Satellite meeting for Use-cases development and documentation


Several examples of the biological data are provided by users. The service developers explained how to use their programs for the data. Finally, users described the several potential work-flows for the computational part of their research.


  • Toshiaki Katayama
  • Young Joo Kim
  • Keun-Joon Park
  • Yunsun Nam
  • Arek Kasprzyk
  • Syed Haider
  • Shuichi Kawashima
  • Takeshi Kawashima
  • Raoul JP Bonnal
  • Tatsuya Nishizawa
  • Oswaldo Trelles
  • José M. Fernández
  • Paul Gordon
  • Vachiranee Limviphuvadh
  • Tobias Gattermayer
  • Riu Yamashita
  • Fumikazu Konishi
  • Takatomo Fujisawa
  • Bruno Aranda



  • 2009/3/19 15:00-18:00
  • anytime


  • 3F


Data for testing

  • SNPs data contain 262,338 SNPs (Stroke patient vs. normal) from Affymetrix SNP Chip (provided by Prof.Kim)
  • Amino acid sequences of 53 genes (multifasta format) which are located at disease map locus of one form of epilepsy (provided by Vachiranee)
  • Nucleotide sequences (multifasta format) (provided by Riu)
  • Genome data (provided by Takeshi)


Meeting log

Genome data

Question - Takeshi asked about how to annotate in-house data by comparing with public genome data using BioMart. - For example, how to annotate Halocynthia roretzi or Molgula tectiformis ESTs comparing with Ciona intestinalis and Ciona savigni using BioMart. Answer - Convert Halocynthia data into BioMart format. Install BioMart server locally. Then merge public DB and local data together. - BioMart format is simple.

Takeshi presented an example - minor animal (ex, H.roretzi, closest animal of Ciona) - how can analyze Halocynthia roretzi and M.tectiformis which are rare annotation. - type of data is ESTs, assembled EST cluster,etc - potential flow: BioMart -> ANNOTATOR -> TogoDB

SNPs data

ANNOTATOR currently can not analyse SNPs data itself but can analyze genes data which contain SNPs of interested.
Galaxy ( and RGenetics (

quality control, ancestry, case-control analysis, tdt, oter statistical tests

-can link dbSNPs to Galaxy for further analysis

Multifasta format (amino acid sequences)

ANNOTATOR can upload multifasta format of amino acid sequences and do Prim-seq-an algorithm
BioMart can upload GeneID but not the sequences to retrieve information associated to the GeneID
jORCA provide list of analysis tools which could do with FASTA format

Multifasta format (nucleotide sequences)

Currently, ANNOTATOR cannot analyze nucleotide sequences.
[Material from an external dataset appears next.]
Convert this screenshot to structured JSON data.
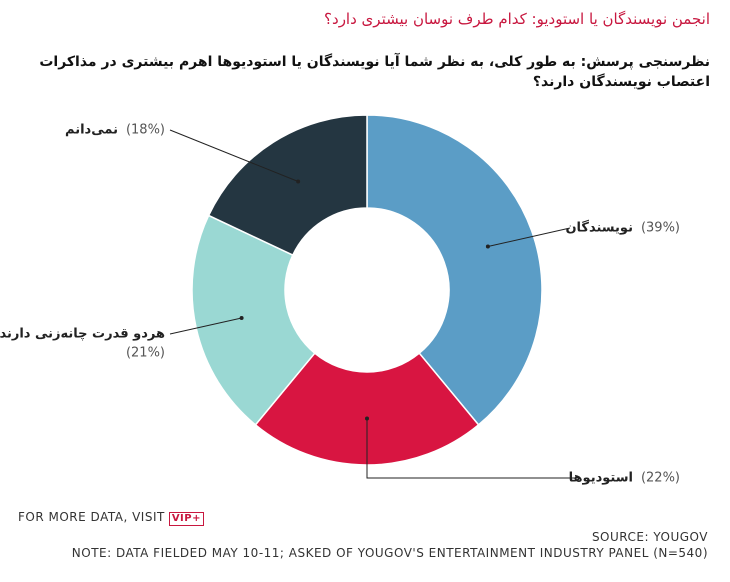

DL ESTs of Halocynthia roretzi from NCBI/Taxonomy

TogoDB by Toshiaki - upload table format (table services for uploading data will be able to access using WS)

Other comments from Developper side

jORCA by Oswaldo

-mapped WABI services - jORCA: WABI WSDL application can run in local machine after installation - jORCA can tell which kind of analysis tools can do with our multifasta format file or anykind of format. For example, using Magallanes: INB*, if put "FASTA" in Find box, the result come up with 23 tools that could use for analysis. For analysis use
*Magallanes: INB (Services that discover what kind of analysis can provide for your data format)



  • How to combine the in house data into Public BioMart? => KAAS, blast2GO etc.
  • How easy to install the BioMart in local?
  • How modify the design of the interface of TogoDB?
  • User didn't have their own Data Repository site. (for TogoDB)

Requests from users to developper

TO:  IntAct, Cytoscape

It would be nice if user can retrieve PPIs which are expressed in any tissues by using option function. (From: Vachiranee)

  • At this moment the only way that Bruno@IntAct knows of doing this is to get the list of proteins from a specific tissue (using  PRIDE) and then using the list of proteins accessions to find PPIs in the molecular interaction databases, such as  IntAct. If there is interest, we (IntAct) could find a way to include this option in a future release.


  • In the conversation with mostly biology-oriented participants of the Hackathon, we found the following requests for ANNOTATOR to suit their needs
  • Ability to do batch jobs, i.e. large number of proteins annotated by our software (request came from many)
  • ANNOTATOR should be downloadable and deployable somewhere local
  • We were offered a potential collaboration in terms of using computing power of a TITECH  TSUBAME supercomputer. This means the ANNOTATOR's jobs need a mechanism to be submitted to an external site.
  • For better results, consistency and the ability to replicate the annotator pipeline in a remote location, we need periodic and automatic updation of the underlying databases of the algorithms.
  • How differences between ANNOTATOR and  InterProscan
  • Ability to save results of analysis as xml format for further analysis

TO: Galaxy

  • I'd like to input the list of ID on galaxy (such as Gene ID, IPR No.) to text form of biomart filter.